Agamemnon later called it the Night of the Lion’s Justice. Forty of the men who had survived the attack on Troy were murdered that night; others had their right hands cut off. Kalliades and Banokles were declared fugitives, and golden gifts were offered to any who captured or slew them.
Kalliades gave a rueful smile. Now, having escaped skilled assassins, highly trained soldiers, and doughty warriors seeking bounty, here they were, waiting to be killed by the scum of the sea.
∗ ∗ ∗
Piria sat with the huge warrior, her manner outwardly calm, her heart beating wildly. It seemed to her that a frightened sparrow was caged within her breast, fluttering madly, seeking escape. She had known fear before, yet always she had conquered it with a surge of anger. Not so now.
The day before had been brutal, but she had been filled with fury and then desperation as the pirate crew had overwhelmed her. The savage blows and the piercing pain somehow had rendered her fearless. Piria had ceased to struggle, endured the torment, and waited for her moment. When it came, she had felt a surging sense of triumph as she watched the pirate’s blood spraying from his severed jugular, his open, astonished eyes above her. He had struggled briefly, but she had held him close, feeling his heart beat against her chest. Then the beating had slowed and stopped. Finally she had pushed his body from her and slipped away into the shadows.
Only then did the real terror strike her. Lost and alone on a bleak island, she felt her courage melting away. She ran to a rocky hillside and crouched down behind an outcrop of stone. At some point, though she had no inkling of when it started, she found she was sobbing. Her limbs trembled, and she lay down on the hard ground, her knees drawn up, her arms shielding her face, as if expecting a fresh attack. In the bleakness of her despair she heard the words of the First Priestess lashing her: “Arrogant girl! You boast of your strength when it has never been tested. You sneer at the weakness of the women of the countryside when you have never suffered their distress. You are the daughter of a king, under whose shield you have lived protected. You are sister to a great warrior whose sword would cut the heads from those who offended you. How dare you criticize the women of the fields, whose lives depend on the whims of violent men?”

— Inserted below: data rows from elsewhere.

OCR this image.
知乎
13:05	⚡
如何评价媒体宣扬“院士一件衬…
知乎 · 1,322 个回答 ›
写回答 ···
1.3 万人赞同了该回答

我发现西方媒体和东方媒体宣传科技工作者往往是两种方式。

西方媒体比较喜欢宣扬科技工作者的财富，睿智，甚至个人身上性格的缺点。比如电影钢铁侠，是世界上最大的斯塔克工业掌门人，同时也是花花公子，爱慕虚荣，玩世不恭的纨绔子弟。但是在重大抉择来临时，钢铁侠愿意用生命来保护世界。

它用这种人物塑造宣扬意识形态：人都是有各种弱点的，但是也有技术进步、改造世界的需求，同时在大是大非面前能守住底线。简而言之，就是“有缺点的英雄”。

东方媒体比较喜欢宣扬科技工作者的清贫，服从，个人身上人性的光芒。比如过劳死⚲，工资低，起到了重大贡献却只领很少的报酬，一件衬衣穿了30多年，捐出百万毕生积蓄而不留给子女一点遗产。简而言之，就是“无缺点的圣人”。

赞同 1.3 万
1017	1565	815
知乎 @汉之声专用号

“I am sorry,” she whispered, her face pressed to the rock, though it was not the answer she had given when the First Priestess had railed at her. She could not remember now exactly what she had said, but it had been defiant and proud. As she had lain among the rocks, all pride had fled from her.

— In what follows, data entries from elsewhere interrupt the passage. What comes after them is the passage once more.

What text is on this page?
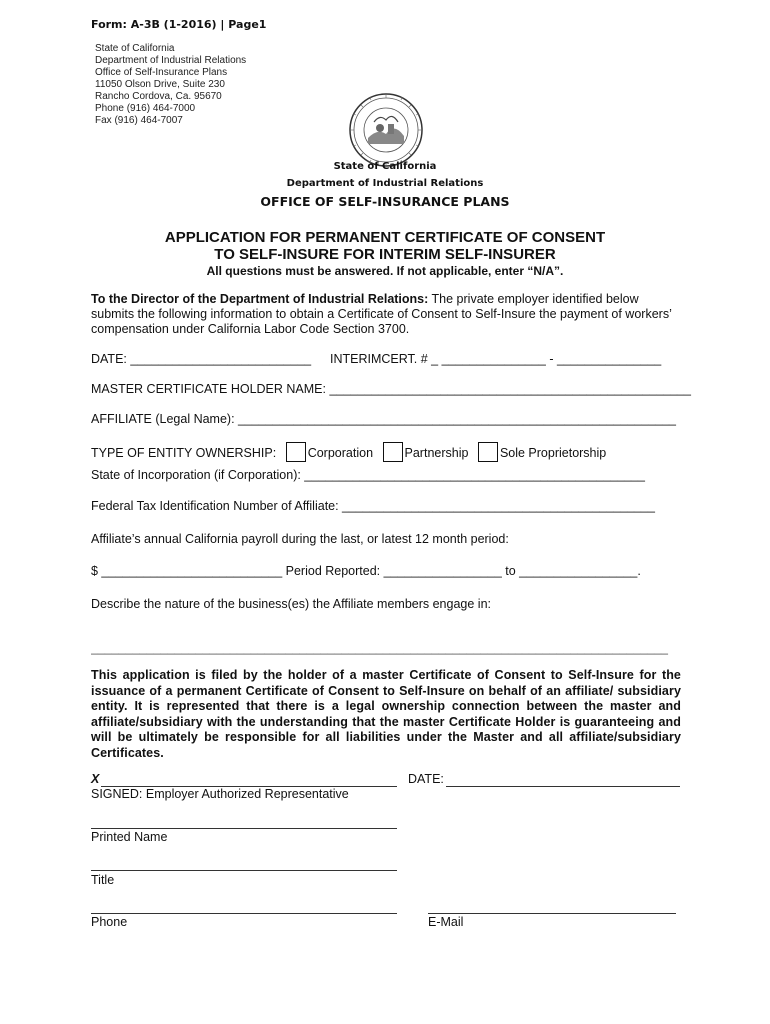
Form: A-3B (1-2016) | Page1
State of California
Department of Industrial Relations
Office of Self-Insurance Plans
11050 Olson Drive, Suite 230
Rancho Cordova, Ca. 95670
Phone (916) 464-7000
Fax (916) 464-7007
State of California
Department of Industrial Relations
OFFICE OF SELF-INSURANCE PLANS
APPLICATION FOR PERMANENT CERTIFICATE OF CONSENT
TO SELF-INSURE FOR INTERIM SELF-INSURER
All questions must be answered. If not applicable, enter “N/A”.
To the Director of the Department of Industrial Relations: The private employer identified below submits the following information to obtain a Certificate of Consent to Self-Insure the payment of workers’ compensation under California Labor Code Section 3700.
DATE: __________________________ INTERIMCERT. # _ _______________ - _______________
MASTER CERTIFICATE HOLDER NAME: ____________________________________________________
AFFILIATE (Legal Name): _______________________________________________________________
TYPE OF ENTITY OWNERSHIP:	Corporation	Partnership	Sole Proprietorship
State of Incorporation (if Corporation): _________________________________________________
Federal Tax Identification Number of Affiliate: _____________________________________________
Affiliate’s annual California payroll during the last, or latest 12 month period:
$ __________________________ Period Reported: _________________ to _________________.
Describe the nature of the business(es) the Affiliate members engage in:
___________________________________________________________________________________
This application is filed by the holder of a master Certificate of Consent to Self-Insure for the issuance of a permanent Certificate of Consent to Self-Insure on behalf of an affiliate/ subsidiary entity. It is represented that there is a legal ownership connection between the master and affiliate/subsidiary with the understanding that the master Certificate Holder is guaranteeing and will be ultimately be responsible for all liabilities under the Master and all affiliate/subsidiary Certificates.
X	DATE:
SIGNED: Employer Authorized Representative
Printed Name
Title
Phone	E-Mail
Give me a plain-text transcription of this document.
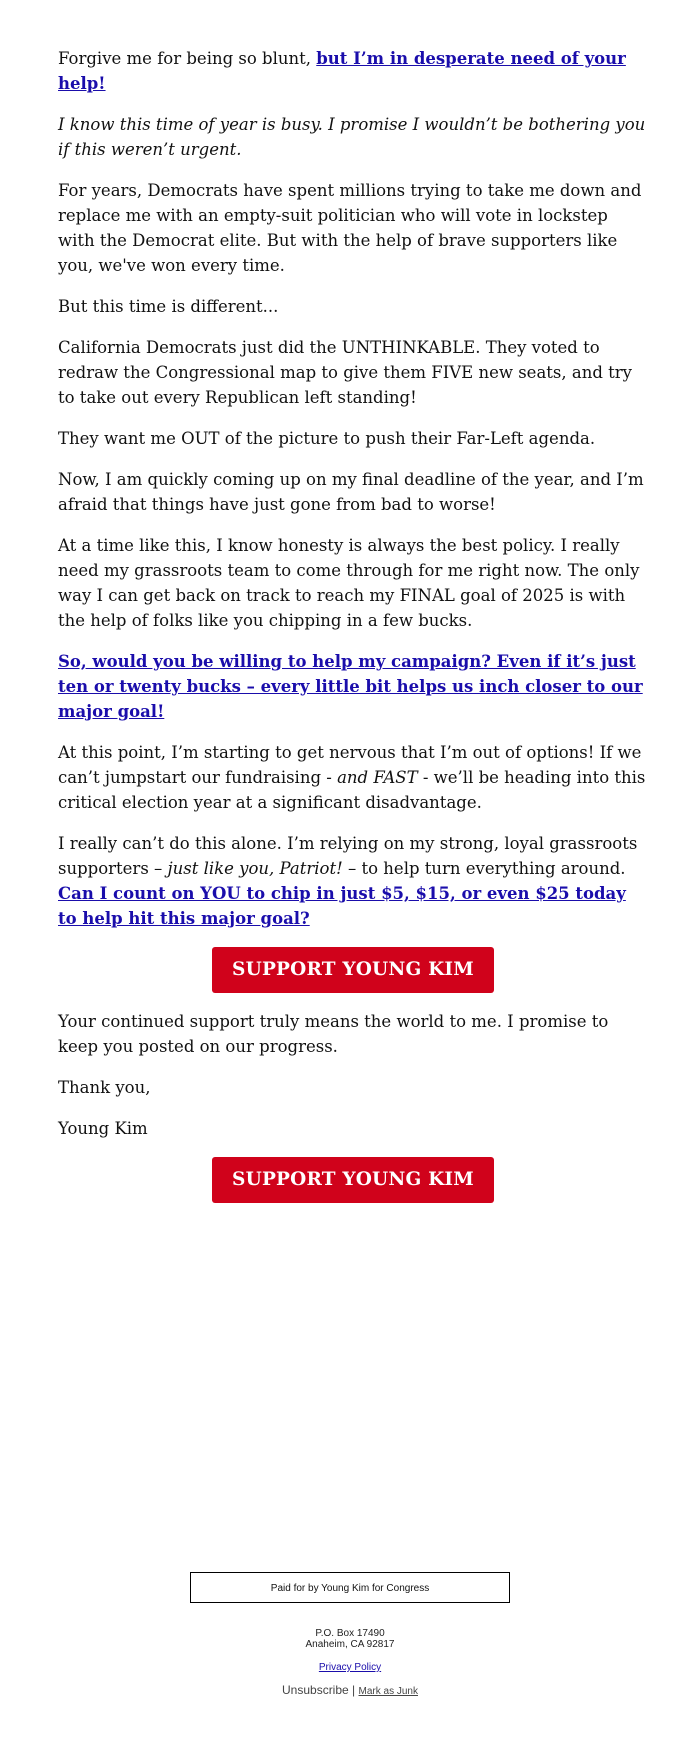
Forgive me for being so blunt, but I’m in desperate need of your help!

I know this time of year is busy. I promise I wouldn’t be bothering you if this weren’t urgent.

For years, Democrats have spent millions trying to take me down and replace me with an empty-suit politician who will vote in lockstep with the Democrat elite. But with the help of brave supporters like you, we've won every time.

But this time is different...

California Democrats just did the UNTHINKABLE. They voted to redraw the Congressional map to give them FIVE new seats, and try to take out every Republican left standing!

They want me OUT of the picture to push their Far-Left agenda.

Now, I am quickly coming up on my final deadline of the year, and I’m afraid that things have just gone from bad to worse!

At a time like this, I know honesty is always the best policy. I really need my grassroots team to come through for me right now. The only way I can get back on track to reach my FINAL goal of 2025 is with the help of folks like you chipping in a few bucks.

So, would you be willing to help my campaign? Even if it’s just ten or twenty bucks – every little bit helps us inch closer to our major goal!

At this point, I’m starting to get nervous that I’m out of options! If we can’t jumpstart our fundraising - and FAST - we’ll be heading into this critical election year at a significant disadvantage.

I really can’t do this alone. I’m relying on my strong, loyal grassroots supporters – just like you, Patriot! – to help turn everything around. Can I count on YOU to chip in just $5, $15, or even $25 today to help hit this major goal?

SUPPORT YOUNG KIM

Your continued support truly means the world to me. I promise to keep you posted on our progress.

Thank you,

Young Kim

SUPPORT YOUNG KIM
Paid for by Young Kim for Congress
P.O. Box 17490
Anaheim, CA 92817
Privacy Policy
Unsubscribe | Mark as Junk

At last, exhausted, she had slept for a little, but the pain in her abused body had wakened her. Just in time, for she could hear footsteps on the hillside.
And she had run for her life, coming at last, her strength gone, to a small grove of trees. There she had expected to die. Instead two men had fought for her, then helped her to a cave high in the hills.
They had not raped her or offered any threat, yet her terror would not subside. She glanced at the man called Banokles. He was heavily muscled, his face brutish and coarse, his blue eyes unable to disguise the lust he felt as he stared at her. There was no defense against him save for the wall of contempt she had created. The small dagger Kalliades had given her would be useless against such a man. He would knock it from her grip and bear her down as the pirates on the ship had.
She swallowed hard, pushing the awful memories away, though it was beyond her skill to shut out the pain of her injuries, the bruising and cuts from punches and slaps, and the piercing of her body.
The big warrior was not looking at her but staring at the tall, slim young man standing some distance away by a twisted tree. She recalled his promise to stand by her, then anger flowed once more.
He is a
pirate.
He will betray you. All men are betrayers. Vile, lustful, and devoid of pity.
Yet he had vowed to protect her.
A man’s promises are like the whispers of a running stream. You can hear them, but they are meaningless sounds. That was what the First Priestess had said.